L’équipe a d’abord cherché à caractériser la couche d’air séparant la gouttelette du bain. Les chercheurs ont émis l’hypothèse qu’une différence de température entre les deux fluides peut influencer ce coussin d’air, qui peut à son tour agir pour maintenir une gouttelette à flot.
Pour étudier cette idée mathématiquement, les chercheurs ont effectué un calcul, appelé en mécanique des fluides analyse de la lubrification, dans lequel ils ont simplifié de manière appropriée les équations complexes décrivant le mouvement des fluides, pour décrire le flux d’air entre la gouttelette et le bain.
Grâce à ces équations, ils ont découvert que les différences de température entre la goutte d’eau et le bain de fluide créent une convection ou des courants de circulation dans la couche d’air intermédiaire. Plus la différence de température est grande, plus les courants d’air sont forts et plus la pression qui repousse le poids de la gouttelette est importante, ce qui l’empêche de couler et d’entrer en contact avec le bain.
« Nous avons trouvé la force qui provient du poids de la gouttelette et la force qui provient de la recirculation de la couche d’air s’équilibrera à un point donné, et pour obtenir cet équilibre, il faut une différence de température minimale ou critique pour que la gouttelette lévite « , dit Geri.

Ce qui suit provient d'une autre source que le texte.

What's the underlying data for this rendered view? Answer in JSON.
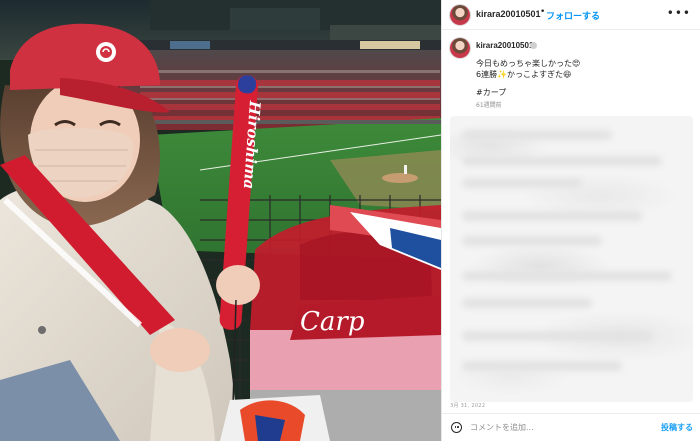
{
  "header": {
    "username": "kirara20010501",
    "separator": "•",
    "follow_label": "フォローする",
    "more_icon": "more-horizontal-icon"
  },
  "caption": {
    "username": "kirara20010501",
    "line1": "今日もめっちゃ楽しかった😍",
    "line2": "6連勝✨かっこよすぎた😆",
    "hashtag": "#カープ",
    "time_ago": "61週間前"
  },
  "photo": {
    "bat_text": "Hiroshima",
    "banner_text": "Carp",
    "alt_icon": "stadium-photo"
  },
  "post_date": "3月 31, 2022",
  "comment_bar": {
    "placeholder": "コメントを追加...",
    "post_label": "投稿する",
    "emoji_icon": "smile-icon"
  },
  "colors": {
    "carp_red": "#c7102e",
    "follow_blue": "#0095f6",
    "field_green": "#3f8f3c"
  }
}
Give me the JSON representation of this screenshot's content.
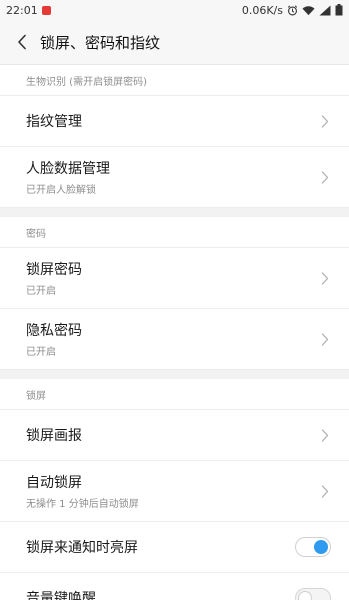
{
  "status_bar": {
    "time": "22:01",
    "network_speed": "0.06K/s",
    "icons": [
      "notification-icon",
      "alarm-icon",
      "wifi-icon",
      "signal-icon",
      "battery-icon"
    ]
  },
  "app_bar": {
    "title": "锁屏、密码和指纹"
  },
  "sections": {
    "biometrics": {
      "header": "生物识别 (需开启锁屏密码)",
      "fingerprint": {
        "label": "指纹管理"
      },
      "face": {
        "label": "人脸数据管理",
        "sub": "已开启人脸解锁"
      }
    },
    "password": {
      "header": "密码",
      "lock_password": {
        "label": "锁屏密码",
        "sub": "已开启"
      },
      "privacy_password": {
        "label": "隐私密码",
        "sub": "已开启"
      }
    },
    "lockscreen": {
      "header": "锁屏",
      "wallpaper": {
        "label": "锁屏画报"
      },
      "auto_lock": {
        "label": "自动锁屏",
        "sub": "无操作 1 分钟后自动锁屏"
      },
      "wake_on_notification": {
        "label": "锁屏来通知时亮屏",
        "toggle": "on"
      },
      "volume_wake": {
        "label": "音量键唤醒",
        "toggle": "off"
      }
    }
  },
  "colors": {
    "accent": "#2e9bf0",
    "secondary_text": "#8e8e8e",
    "section_gap": "#f2f2f2"
  }
}
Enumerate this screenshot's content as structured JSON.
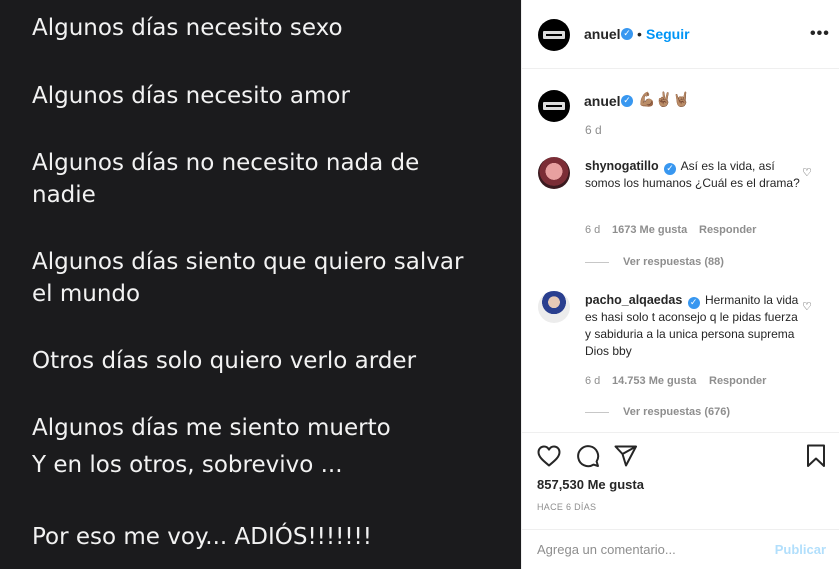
{
  "media": {
    "lines": [
      "Algunos días necesito sexo",
      "Algunos días necesito amor",
      "Algunos días no necesito nada de",
      "nadie",
      "Algunos días siento que quiero salvar",
      "el mundo",
      "Otros días solo quiero verlo arder",
      "Algunos días me siento muerto",
      "Y en los otros, sobrevivo ...",
      "Por eso me voy... ADIÓS!!!!!!!"
    ]
  },
  "header": {
    "username": "anuel",
    "separator": "•",
    "follow_label": "Seguir",
    "more_label": "•••"
  },
  "caption": {
    "username": "anuel",
    "emoji": "💪🏽✌🏽🤘🏽",
    "age": "6 d"
  },
  "comments": [
    {
      "username": "shynogatillo",
      "text": "Así es la vida, así somos los humanos ¿Cuál es el drama?",
      "age": "6 d",
      "likes": "1673 Me gusta",
      "reply_label": "Responder",
      "view_replies": "Ver respuestas (88)"
    },
    {
      "username": "pacho_alqaedas",
      "text": "Hermanito la vida es hasi solo t aconsejo q le pidas fuerza y sabiduria a la unica persona suprema Dios bby",
      "age": "6 d",
      "likes": "14.753 Me gusta",
      "reply_label": "Responder",
      "view_replies": "Ver respuestas (676)"
    }
  ],
  "actions": {
    "likes": "857,530 Me gusta",
    "date": "HACE 6 DÍAS"
  },
  "composer": {
    "placeholder": "Agrega un comentario...",
    "post_label": "Publicar"
  },
  "colors": {
    "accent": "#0095f6",
    "verified": "#3897f0",
    "muted": "#8e8e8e",
    "media_bg": "#1b1b1d"
  }
}
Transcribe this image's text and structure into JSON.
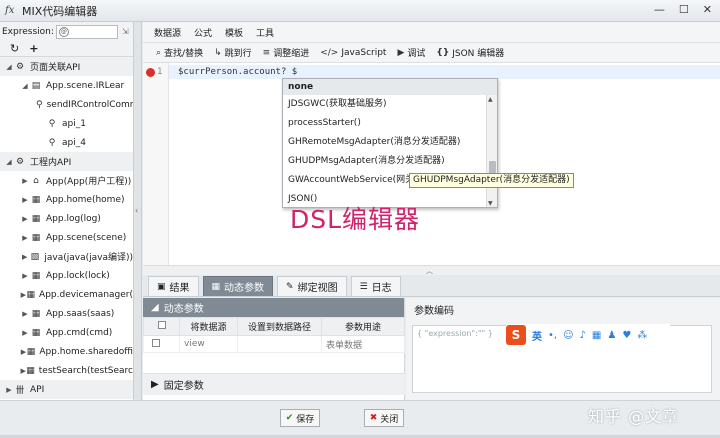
{
  "window": {
    "title": "MIX代码编辑器",
    "minimize": "—",
    "maximize": "☐",
    "close": "✕"
  },
  "left": {
    "expression_label": "Expression:",
    "expression_value": "",
    "tree": [
      {
        "label": "页面关联API",
        "level": 1,
        "arrow": "◢",
        "icon": "⚙",
        "section": true
      },
      {
        "label": "App.scene.IRLear",
        "level": 2,
        "arrow": "◢",
        "icon": "▤"
      },
      {
        "label": "sendIRControlComm",
        "level": 3,
        "arrow": "",
        "icon": "⚲"
      },
      {
        "label": "api_1",
        "level": 3,
        "arrow": "",
        "icon": "⚲"
      },
      {
        "label": "api_4",
        "level": 3,
        "arrow": "",
        "icon": "⚲"
      },
      {
        "label": "工程内API",
        "level": 1,
        "arrow": "◢",
        "icon": "⚙",
        "section": true
      },
      {
        "label": "App(App(用户工程))",
        "level": 2,
        "arrow": "▶",
        "icon": "⌂"
      },
      {
        "label": "App.home(home)",
        "level": 2,
        "arrow": "▶",
        "icon": "▦"
      },
      {
        "label": "App.log(log)",
        "level": 2,
        "arrow": "▶",
        "icon": "▦"
      },
      {
        "label": "App.scene(scene)",
        "level": 2,
        "arrow": "▶",
        "icon": "▦"
      },
      {
        "label": "java(java(java编译))",
        "level": 2,
        "arrow": "▶",
        "icon": "▧"
      },
      {
        "label": "App.lock(lock)",
        "level": 2,
        "arrow": "▶",
        "icon": "▦"
      },
      {
        "label": "App.devicemanager(",
        "level": 2,
        "arrow": "▶",
        "icon": "▦"
      },
      {
        "label": "App.saas(saas)",
        "level": 2,
        "arrow": "▶",
        "icon": "▦"
      },
      {
        "label": "App.cmd(cmd)",
        "level": 2,
        "arrow": "▶",
        "icon": "▦"
      },
      {
        "label": "App.home.sharedoffi",
        "level": 2,
        "arrow": "▶",
        "icon": "▦"
      },
      {
        "label": "testSearch(testSearc",
        "level": 2,
        "arrow": "▶",
        "icon": "▦"
      },
      {
        "label": "API",
        "level": 1,
        "arrow": "▶",
        "icon": "卌",
        "section": true
      }
    ]
  },
  "menu": [
    "数据源",
    "公式",
    "模板",
    "工具"
  ],
  "toolbar": [
    {
      "icon": "⌕",
      "label": "查找/替换"
    },
    {
      "icon": "↳",
      "label": "跳到行"
    },
    {
      "icon": "≡",
      "label": "调整缩进"
    },
    {
      "icon": "</>",
      "label": "JavaScript"
    },
    {
      "icon": "▶",
      "label": "调试"
    },
    {
      "icon": "{}",
      "label": "JSON 编辑器"
    }
  ],
  "editor": {
    "line_number": "1",
    "code": "$currPerson.account? $",
    "overlay_text": "DSL编辑器"
  },
  "autocomplete": {
    "header": "none",
    "items": [
      "JDSGWC(获取基础服务)",
      "processStarter()",
      "GHRemoteMsgAdapter(消息分发适配器)",
      "GHUDPMsgAdapter(消息分发适配器)",
      "GWAccountWebService(网关认证服务)",
      "JSON()"
    ],
    "tooltip": "GHUDPMsgAdapter(消息分发适配器)"
  },
  "tabs": [
    {
      "label": "结果",
      "icon": "▣",
      "active": false
    },
    {
      "label": "动态参数",
      "icon": "▦",
      "active": true
    },
    {
      "label": "绑定视图",
      "icon": "✎",
      "active": false
    },
    {
      "label": "日志",
      "icon": "☰",
      "active": false
    }
  ],
  "params": {
    "title": "动态参数",
    "columns": [
      "",
      "将数据源",
      "设置到数据路径",
      "参数用途"
    ],
    "rows": [
      {
        "source": "view",
        "path": "",
        "use": "表单数据"
      }
    ],
    "fixed_title": "固定参数"
  },
  "encode": {
    "title": "参数编码",
    "placeholder": "{ \"expression\":\"\" }"
  },
  "ime": {
    "logo": "S",
    "lang": "英",
    "icons": [
      "•,",
      "☺",
      "♪",
      "▦",
      "♟",
      "♥",
      "⁂"
    ]
  },
  "footer": {
    "save": "保存",
    "close": "关闭",
    "watermark": "知乎 @文章"
  }
}
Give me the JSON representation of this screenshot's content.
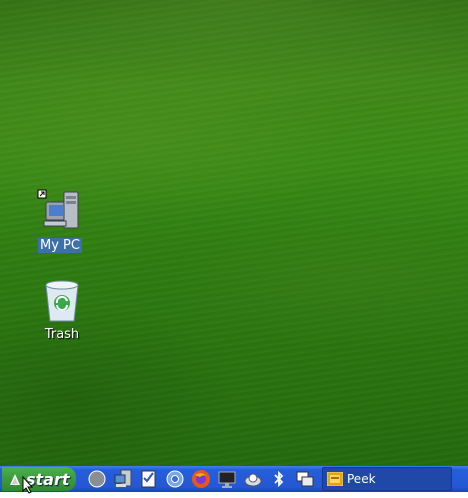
{
  "desktop": {
    "icons": [
      {
        "label": "My PC",
        "icon": "computer-icon"
      },
      {
        "label": "Trash",
        "icon": "recycle-bin-icon"
      }
    ]
  },
  "taskbar": {
    "start_label": "start",
    "quick_launch": [
      "compass-icon",
      "network-computer-icon",
      "task-checklist-icon",
      "chromium-icon",
      "firefox-icon",
      "monitor-icon",
      "disk-icon",
      "bluetooth-icon",
      "windows-icon"
    ],
    "tasks": [
      {
        "label": "Peek",
        "icon": "peek-icon"
      }
    ]
  },
  "colors": {
    "taskbar": "#245edb",
    "start": "#3c9a3c"
  }
}
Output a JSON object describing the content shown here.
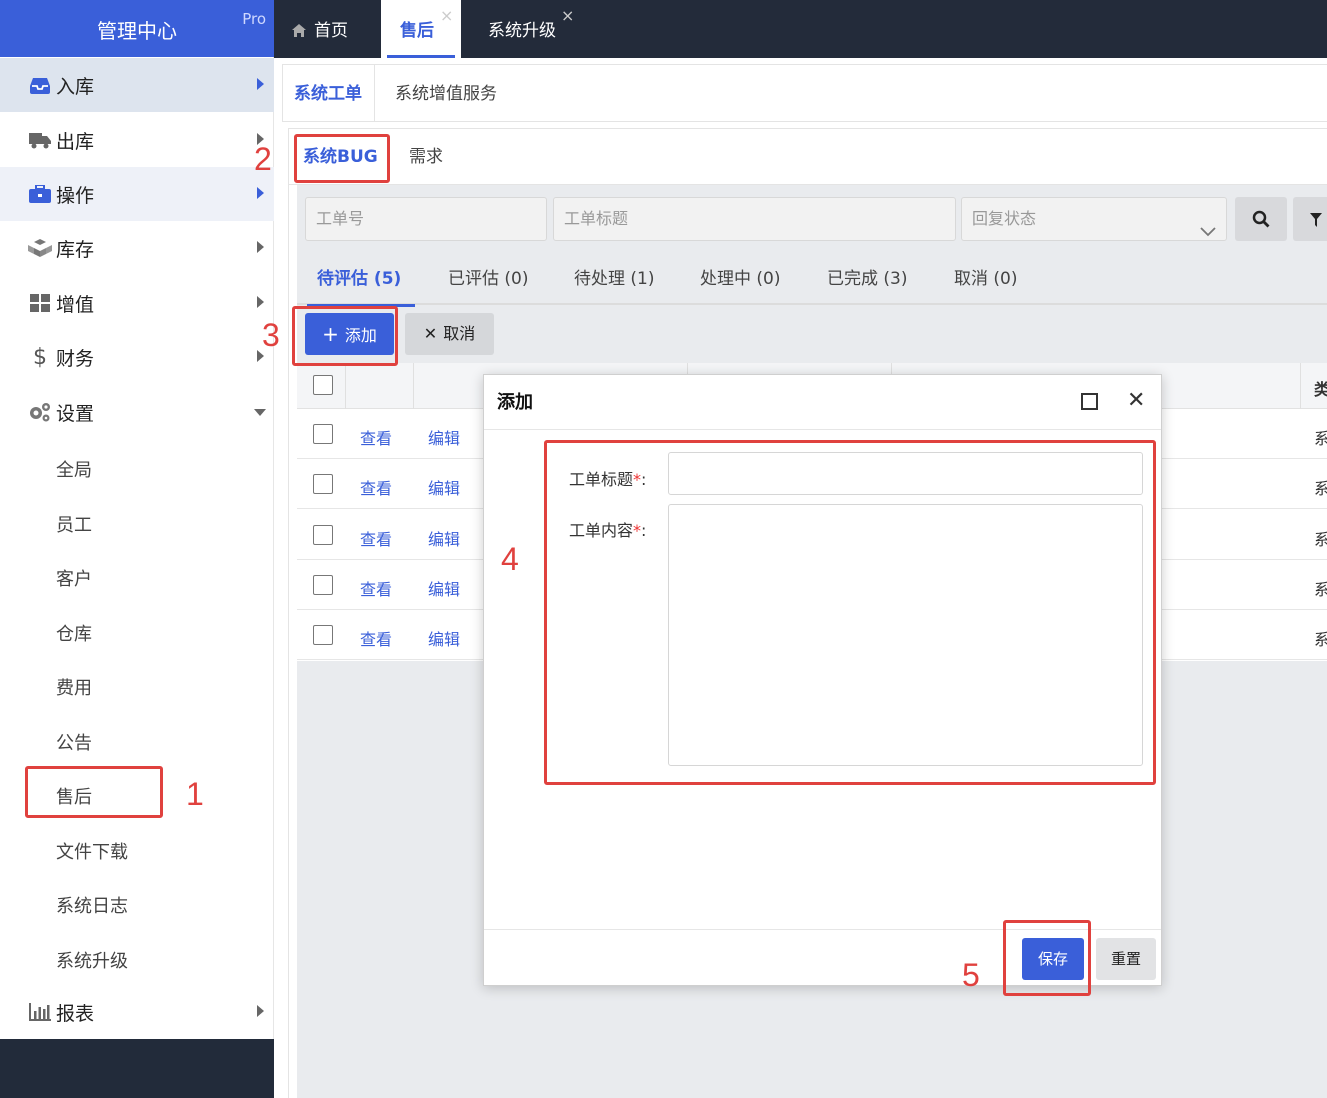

À l’intérieur d’une seule goutte

Ensuite, l’équipe a cherché une explication mathématique pour expliquer pourquoi elle a observé la relation 2:3 entre le temps pendant lequel une gouttelette lévite sur une surface liquide et la différence de température initiale entre les deux fluides.
« Pour cela, nous avons dû réfléchir à la façon dont la température de la goutte change avec le temps et s’approche de la température du bain « , explique Geri.
Avec une différence de température, vous générez un flux à l’intérieur de la goutte, puisant la chaleur du bain qui circule jusqu’ à ce que la température des gouttelettes soit la même que celle du bain et que vous ne lévitiez plus « , ajoute Bush. « Nous avons pu décrire ce processus mathématiquement. »
Pour ce faire, les chercheurs ont adapté un autre ensemble d’équations, qui décrivent le mélange de deux fluides. Ils ont utilisé les équations pour modéliser une parcelle chaude de liquide dans la gouttelette qui a été réchauffée par le bain ci-dessous. Ils ont pu caractériser la façon dont cette parcelle de liquide s’est mélangée avec les parties plus froides de la gouttelette, réchauffant toute la gouttelette au fil du temps.
Grâce à cette modélisation, ils ont pu observer comment la différence de température entre les fluides a diminué au fil du temps, jusqu’au point où une gouttelette a cessé de léviter et s’est finalement mélangée au reste du bain.
Si vous étudiez ce processus mathématiquement, vous pouvez montrer comment la façon dont la température change dans la gouttelette au fil du temps est exactement avec cette loi de puissance de 2/3 que nous avons observé dans nos expériences « , dit Geri.
Bush dit que leurs résultats peuvent être utilisés pour caractériser la propagation de certains agents chimiques et biologiques qui sont transférés par les gouttes de pluie et les pulvérisations.
« Il y a beaucoup d’événements de mélange biologique et chimique qui impliquent des interactions de gouttelettes, y compris dans la zone de surf, avec des vagues déferlantes et de petites gouttes qui volent partout, et dans les spas, avec des bulles qui éclatent et dégagent des gouttelettes qui glissent à la surface « , dit Bush. La vitesse à laquelle ces agents se mélangent dépendra de la durée pendant laquelle les gouttes resteront à flot avant de se mélanger. Maintenant nous savons que ça dépend de la température, et nous pouvons dire exactement comment. »

Cette recherche a été financée en partie par la Fondation nationale des sciences et l’Initiative énergétique du MIT dans le cadre du Programme de bourses en énergie.